RAMALLAH, West Bank (AP) – Hundreds of Palestinians gathered in Ramallah, in the occupied West Bank, on Saturday to demonstrate against President Mahmoud Abbas, in the hope of giving new impetus to a protest movement sparked by the death of a virulent critic detained by security forces.
Palestinian security forces and groups of men in plain clothes violently dispersed a similar protest a week ago, prompting expressions of concern from the United States and the UN human rights chief. No cases of violence were reported immediately on Saturday.
The Palestinian Authority was established as part of the peace process in the 1990s and governs parts of the Israeli-occupied West Bank. He grew up increasingly autocratic and unpopular, and Abbas annulled the first election in 15 years in April when it looked like his fractured Fatah party would lose hard. He was largely sidelined during the Gaza war in May amid a surge of support for its rivals, the militant Hamas leadership in the territory.
Saturday’s protest began with a few hundred demonstrators gathering in al-Manara Square in central Ramallah, where the headquarters of the Palestinian Authority is located.

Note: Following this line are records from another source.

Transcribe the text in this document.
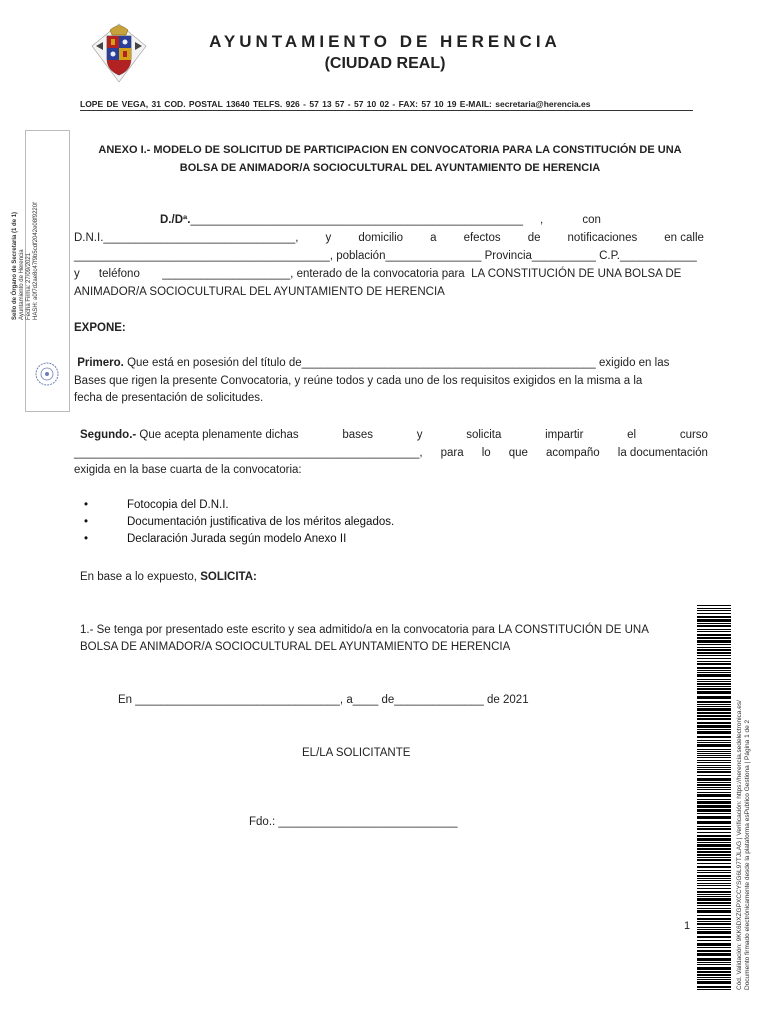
AYUNTAMIENTO DE HERENCIA
(CIUDAD REAL)
LOPE DE VEGA, 31 COD. POSTAL 13640 TELFS. 926 - 57 13 57 - 57 10 02 - FAX: 57 10 19 E-MAIL: secretaria@herencia.es
Sello de Órgano de Secretaría (1 de 1) Ayuntamiento de Herencia Fecha Firma: 27/09/2021 HASH: a0f7d2ae8c47f9b5cdf2042e08f9220f
ANEXO I.- MODELO DE SOLICITUD DE PARTICIPACION EN CONVOCATORIA PARA LA CONSTITUCIÓN DE UNA BOLSA DE ANIMADOR/A SOCIOCULTURAL DEL AYUNTAMIENTO DE HERENCIA
D./Dª.____________________________________________________ , con
D.N.I.______________________________, y domicilio a efectos de notificaciones en calle
________________________________________, población_______________ Provincia__________ C.P.____________
y      teléfono ____________________, enterado de la convocatoria para  LA CONSTITUCIÓN DE UNA BOLSA DE
ANIMADOR/A SOCIOCULTURAL DEL AYUNTAMIENTO DE HERENCIA
EXPONE:
Primero. Que está en posesión del título de______________________________________________ exigido en las
Bases que rigen la presente Convocatoria, y reúne todos y cada uno de los requisitos exigidos en la misma a la
fecha de presentación de solicitudes.
Segundo.- Que acepta plenamente dichas	bases	y	solicita	impartir	el	curso
______________________________________________________, para lo que acompaño la documentación
exigida en la base cuarta de la convocatoria:
•	Fotocopia del D.N.I.
•	Documentación justificativa de los méritos alegados.
•	Declaración Jurada según modelo Anexo II
En base a lo expuesto, SOLICITA:
1.- Se tenga por presentado este escrito y sea admitido/a en la convocatoria para LA CONSTITUCIÓN DE UNA
BOLSA DE ANIMADOR/A SOCIOCULTURAL DEL AYUNTAMIENTO DE HERENCIA
En ________________________________, a____ de______________ de 2021
EL/LA SOLICITANTE
Fdo.: ____________________________	Cód. Validación: 9KK6DXZGPXCCYSG6L97TJLAG | Verificación: https://herencia.sedelectronica.es/ Documento firmado electrónicamente desde la plataforma esPublico Gestiona | Página 1 de 2
1
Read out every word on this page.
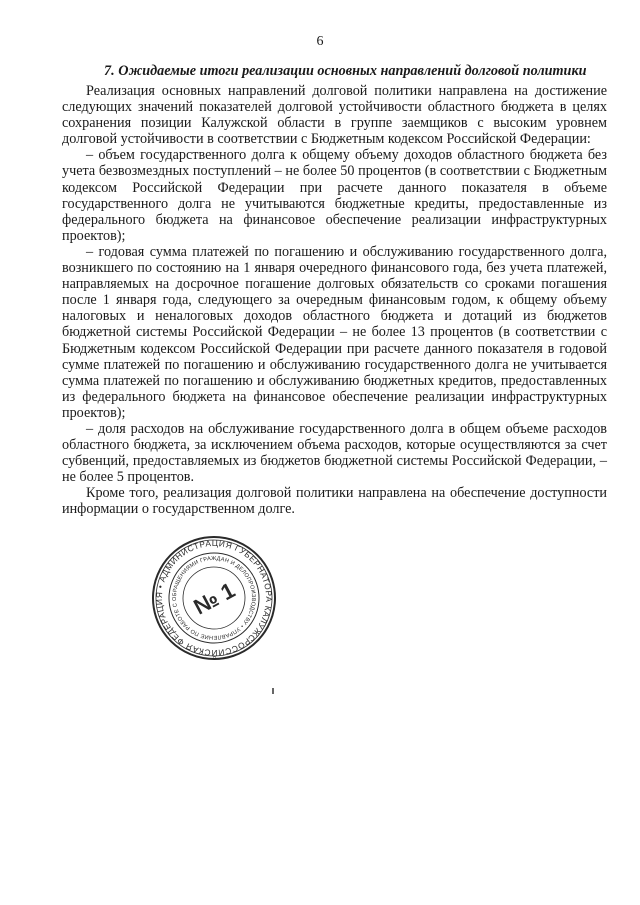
6
7. Ожидаемые итоги реализации основных направлений долговой политики

Реализация основных направлений долговой политики направлена на достижение следующих значений показателей долговой устойчивости областного бюджета в целях сохранения позиции Калужской области в группе заемщиков с высоким уровнем долговой устойчивости в соответствии с Бюджетным кодексом Российской Федерации:

– объем государственного долга к общему объему доходов областного бюджета без учета безвозмездных поступлений – не более 50 процентов (в соответствии с Бюджетным кодексом Российской Федерации при расчете данного показателя в объеме государственного долга не учитываются бюджетные кредиты, предоставленные из федерального бюджета на финансовое обеспечение реализации инфраструктурных проектов);

– годовая сумма платежей по погашению и обслуживанию государственного долга, возникшего по состоянию на 1 января очередного финансового года, без учета платежей, направляемых на досрочное погашение долговых обязательств со сроками погашения после 1 января года, следующего за очередным финансовым годом, к общему объему налоговых и неналоговых доходов областного бюджета и дотаций из бюджетов бюджетной системы Российской Федерации – не более 13 процентов (в соответствии с Бюджетным кодексом Российской Федерации при расчете данного показателя в годовой сумме платежей по погашению и обслуживанию государственного долга не учитывается сумма платежей по погашению и обслуживанию бюджетных кредитов, предоставленных из федерального бюджета на финансовое обеспечение реализации инфраструктурных проектов);

– доля расходов на обслуживание государственного долга в общем объеме расходов областного бюджета, за исключением объема расходов, которые осуществляются за счет субвенций, предоставляемых из бюджетов бюджетной системы Российской Федерации, – не более 5 процентов.

Кроме того, реализация долговой политики направлена на обеспечение доступности информации о государственном долге.

РОССИЙСКАЯ ФЕДЕРАЦИЯ • АДМИНИСТРАЦИЯ ГУБЕРНАТОРА КАЛУЖСКОЙ
УПРАВЛЕНИЕ ПО РАБОТЕ С ОБРАЩЕНИЯМИ ГРАЖДАН И ДЕЛОПРОИЗВОДСТВУ •
№ 1
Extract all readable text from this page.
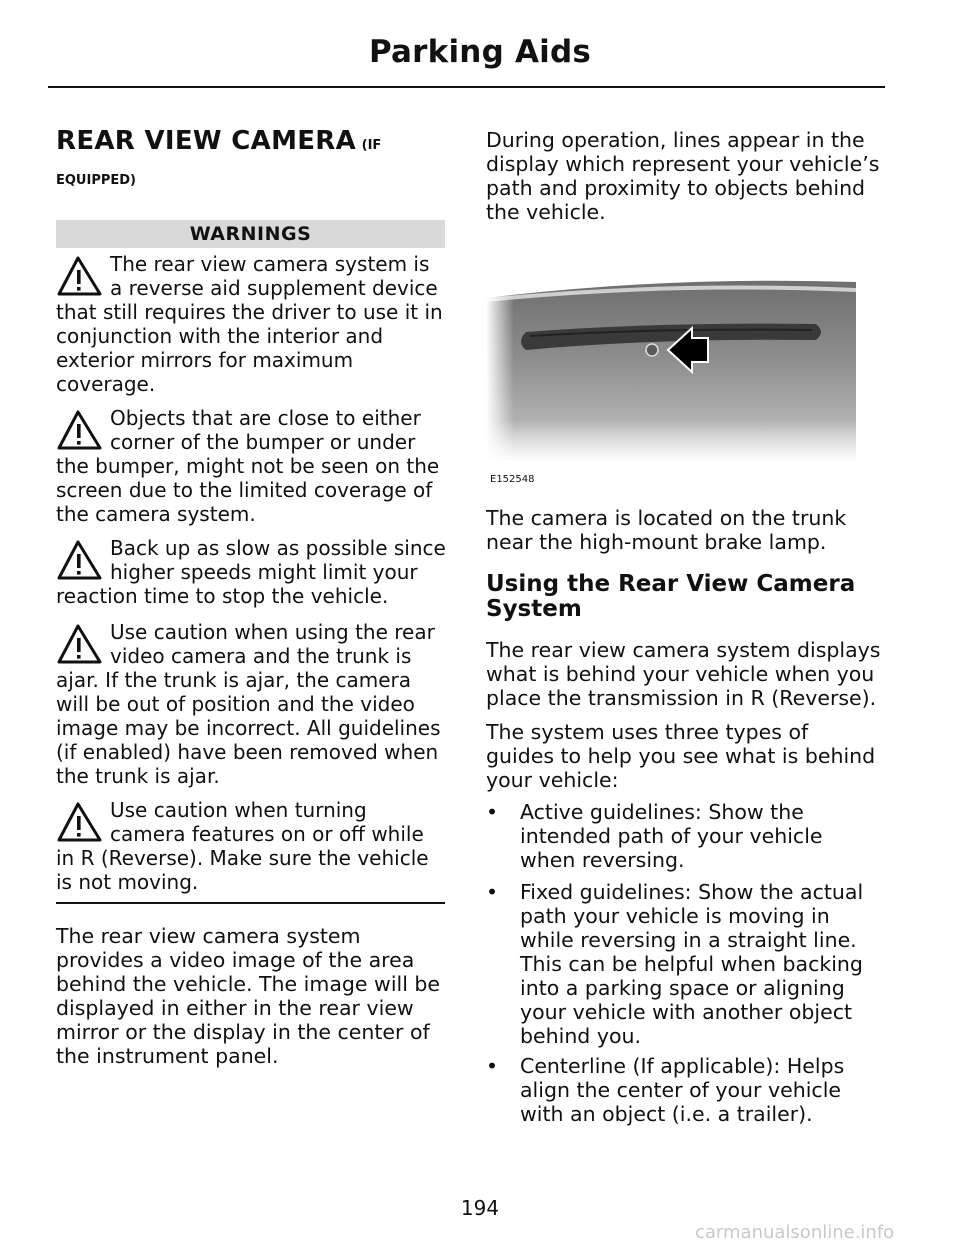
Parking Aids
REAR VIEW CAMERA (IF
EQUIPPED)
WARNINGS
The rear view camera system is a reverse aid supplement device that still requires the driver to use it in conjunction with the interior and exterior mirrors for maximum coverage.
Objects that are close to either corner of the bumper or under the bumper, might not be seen on the screen due to the limited coverage of the camera system.
Back up as slow as possible since higher speeds might limit your reaction time to stop the vehicle.
Use caution when using the rear video camera and the trunk is ajar. If the trunk is ajar, the camera will be out of position and the video image may be incorrect. All guidelines (if enabled) have been removed when the trunk is ajar.
Use caution when turning camera features on or off while in R (Reverse). Make sure the vehicle is not moving.
The rear view camera system provides a video image of the area behind the vehicle. The image will be displayed in either in the rear view mirror or the display in the center of the instrument panel.
During operation, lines appear in the display which represent your vehicle’s path and proximity to objects behind the vehicle.
E152548
The camera is located on the trunk near the high-mount brake lamp.
Using the Rear View Camera System
The rear view camera system displays what is behind your vehicle when you place the transmission in R (Reverse).
The system uses three types of guides to help you see what is behind your vehicle:
• Active guidelines: Show the intended path of your vehicle when reversing.
• Fixed guidelines: Show the actual path your vehicle is moving in while reversing in a straight line. This can be helpful when backing into a parking space or aligning your vehicle with another object behind you.
• Centerline (If applicable): Helps align the center of your vehicle with an object (i.e. a trailer).
194
carmanualsonline.info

The mother of Nizar Banat, the activist whose died last month sparked the protests, and other family members were greeted with applause and brief speeches.
The crowd then looped through the city center, gathering forces as they marched until thousands could be heard chanting “The people want the regime down” and “Abbas, go”, slogans used during the so-called Arab Spring protests that swept across the Middle East in 2011.
There was initially no visible security presence, but when protesters marched down a main street leading to the PA headquarters, they approached a line of riot police manning barricades. The protesters stopped and sat in the street several meters away.
Meanwhile, Fatah staged a rally in Hebron, in the southern West Bank, in which supporters waved the party’s iconic yellow flags. Official Palestinian Authority television covered the Hebron rally and ignored the protest in Ramallah.
State Department spokesman Ned Price said this week that the United States was “deeply troubled by reports that non-uniformed members of the Palestinian Authority security forces harassed and used the force against protesters and journalists ”during the demonstrations last weekend.
Michelle Bachelet, the United Nations High Commissioner for Human Rights, said Thursday that Palestinian security forces had demonstrators beaten with batons and attacked them with tear gas and stun grenades. She said they appeared to have chosen protesters, journalists and passers-by, many of whom said they had been sexually harassed.
She called on the PA “to guarantee freedom of opinion, expression and peaceful assembly.
Associated Press reporters Imad Isseid and Nasser Nasser contributed.